By the time the Productivity Commission review of workplace laws began, its bureaucrats were being asked to address a problem that did not exist. Strong growth in productivity under the Fair Work Act was staring them in the face. What to do? Returning the brief was out of the question.
In its desperation to provide the government with something of substance, it went in an entirely different direction. It recommended cutting penalty rates for hospitality and retail employees, a measure that is irrelevant to productivity.

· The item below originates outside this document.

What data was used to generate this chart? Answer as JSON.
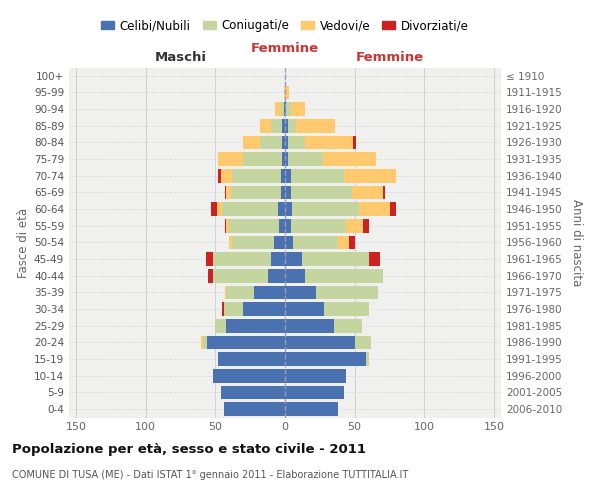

The 2015 Productivity Commission report reasoned that the cuts were consistent with “changing community standards” about irregular hours of work. At the same time, it avoided recommending cuts to the penalty rates of nurses and emergency services workers.
Nevertheless, the Productivity Commission report armed business group and the Turnbull government with the additional firepower and political momentum needed to support an application to the Fair Work Commission urging penalty rate cuts for hospitality workers.
The industrial relations umpired duly delivered. It determined to cut penalty rates, reasoning that they no longer provided “a fair and relevant minimum safety net”. The tribunal’s decision took effect in July 2017, just in time for the Reserve Bank governor, Philip Lowe, to declare for the first time in living memory that record low wages growth represented a “wages crisis”.
The BCAs work was done. A campaign about a non-existent crisis had produced an outcome that poured petrol on a real crisis for low-paid workers – and the broader economy.
The BCA is welcomed onto the front pages of national newspapers and into the hallowed halls of our democracy, all the while preaching what it does not practise. Companies cannot be expelled from the BCA. If a BCA-affiliated company is engaged in bribery, corruption, insurance fraud or tax evasion, the BCA doesn’t seem to see the need to comment.
2018 will see more of the same. The BCA’s ceaseless demands for “reform” in the form of tax cuts for business and laws that suppress wage increases for its workers will continue. It will fervently support the Turnbull government’s proposal to reduce company tax to 25% and it will just as fervently oppose the ACTU’s campaign to radically overhaul workplace laws.
Notwithstanding the overwhelming evidence that many large Australian companies pay nothing like the nominal company tax rate of 30% (and one third of private companies pay nothing at all), the BCA and its members will invoke any economic rationale, however spurious, to further their rent-seeking.
If a bogus campaign about a faux crisis is required, it will be deployed again. The BCA continues to succeed because its methods have been normalised and rewarded within our political system.